Kampus Okullar Projesi’nin üçüncü etapı Mimari Proje Yarışması’nın ödül töreni MEB Şura salonunda gerçekleştirildi. Sergiye katılan Mimarlar Odası Ankara Şube Genel Sekreteri Tezcan Karakuş Candan şunları kaydetti:“Kampus okullar projesi gelecek kuşaklar açısından hayat bulmayacak bir proje, hem yarışma yöntemindeki tutarsızlıklar, hem, okulların kent dışına taşınması, hem de 10 bin 5 bin öğrencinin öğrenim görmesi hedefi bu yapıları okul olmaktan insan ölçeğinden kent ölçeğinden çıkartıyor bir fabrikaya dönüştürüyor. Bunu projelerde görmek mümkün. 5 projenin arazisi, gezi direnişinden sonra Orman Bakanlığı tarafından olası tepkiler nedeniyle geri çekilmiş gibi görünüyor. Projesi var arazisi yok. 10 bin kişilik okullardan bahsediyorlardı tepkiler üzerine şimdi bu rakamı 5 bine çektiler.Ama 5 bin öğrencilik okulda okul değildir. Aileler çocuklarını kent dışında özel güvenlik tarafından korunan okullara göndermezler, göndermeyiz. Çocuklar açısından güvenli olmayacağı ortada, eğitimcilerinde karşı çıktığı bu projeler için vergilerimiz boşa harcandı”. Dedi.
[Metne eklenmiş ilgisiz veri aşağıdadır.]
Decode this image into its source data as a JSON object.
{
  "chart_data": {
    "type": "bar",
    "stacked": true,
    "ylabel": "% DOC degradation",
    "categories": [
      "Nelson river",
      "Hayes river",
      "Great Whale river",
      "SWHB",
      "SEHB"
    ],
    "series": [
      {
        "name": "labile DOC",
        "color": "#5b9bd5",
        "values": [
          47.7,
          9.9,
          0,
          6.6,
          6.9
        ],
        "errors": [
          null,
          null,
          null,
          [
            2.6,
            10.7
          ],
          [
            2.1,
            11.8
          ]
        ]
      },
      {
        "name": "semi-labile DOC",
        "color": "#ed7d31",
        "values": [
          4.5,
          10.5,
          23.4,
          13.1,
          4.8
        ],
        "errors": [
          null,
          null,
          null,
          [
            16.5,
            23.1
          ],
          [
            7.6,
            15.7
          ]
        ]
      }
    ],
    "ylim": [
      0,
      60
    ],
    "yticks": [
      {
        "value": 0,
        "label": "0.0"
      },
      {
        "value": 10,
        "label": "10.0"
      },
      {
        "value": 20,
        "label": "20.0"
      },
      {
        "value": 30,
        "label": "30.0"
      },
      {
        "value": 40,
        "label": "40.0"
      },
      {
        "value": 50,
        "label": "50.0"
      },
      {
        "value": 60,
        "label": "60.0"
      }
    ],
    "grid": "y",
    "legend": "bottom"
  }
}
Kampüs Okullar kentlerin ölümü demektir.
Candan “Kampüs okulların hayata geçeceğini düşünmüyorum. Kent merkezinin 4 -5 km dışında olacak bu okullara yüzlerce servise ihtiyaç olacak. Ulaşım altüst olacak kazalar gerçekleşecek. Kentler çocuk seslerinden arındırılacak bu kentlerin ölümü demektir. Okullar öğrenciler ve aileler tarafından ulaşılabilir olmalı, kentin içerisinde hayat bulmalıdır. Çocuğun ölçeğine göre küçük olmalıdır. Dünyanın gelişmiş hiçbir yerinde, özellikle ilköğretim ve ortaöğretim çağında bu kadar kalabalık okul yoktur.” Dedi.
Meslektaşlara çağrı
Kampus Okullar yarışmasının yarışma etiğine aykırı olduğunu da belirten Candan: “Mimarlar olarak yapıların yarışma ile elde edilmesini çok önemsiyoruz. Ancak bazı yarışmalar bazı projelere meşruiyet kazandırmak için yapılır. Çamlıca Camii projesi böyledir mesela, Kampüs okullar böyledir. Kampus okullar yarışmasında bir yarışmada jüri olan diğer yarışmada yarışmacı oluyor, projeler neredeyse benzerlik içerisinde. Yarışma etiği ortadan kalkmış durumda. Mimarların sorumluluğu sadece yapı yapmak değildir. Olmayacak duaya amin demek olmaz. Topluma karşı sorunluluklarımız var. Kendi çocuklarımızı göndermeyeceğimiz, kendi çocuklarımız için güvenli bulmadığımız yapıları, sırf iyi mimarlık örneği olsun diye başkalarının çocuklarına reva görmek kabul edilemez. Milli Eğitim Bakanlığında bu projeye karşı çıkan teknik personelin baskı altında olduğunu da biliyoruz. Bir dolu sorun yaşandığını biliyoruz. İşlerin yarışma dışında başkalarına sipariş edildiğini duyuyoruz. Yarışmada birinci olanlar yerine mansiyonlara iş verildiğini duyuyoruz.Bu sürecin böyle olacağı belliydi. Bu ülkede çocuk yetiştirmiş çocuk büyütmüş insanlar eğer çocuklarına sevgiyle yaklaşmışlarsa, çocuklara nasıl bir okul nasıl bir yaşam tasarladıklarını görmezlerse, hatta görüpte “ne yapalım” diye yaparlarsa yapılan tasarım değildir. Çocuklarının gözünün içine bakamazlar. Mimarlar yapılarının yaşamasını isterler, kampus okullar yaşamayacak, çocukların yaşamını karartacak bir projedir. Bu projenin meşrulaşmasına olanak sağlamak mesleğe katkı sağlamak anlamına gelmez. Ölü doğacağını bildiğiniz bir çocuğun doğmasına olanak sağlamak annenin daha fazla acı çekmesini sağlar.” dedi. Candan “meslektaşlarına, geleceğimizin karatılmaya çalışıldığı bir süreçte mimarlıkta bir direniş alanıdır.” Uzun yıllardır çocuklarla mimarlık kültürünü paylaştığını belirten Candan, bu çocuklara yapılacak en büyük suçtur" dedi.
Hiç yorum yok...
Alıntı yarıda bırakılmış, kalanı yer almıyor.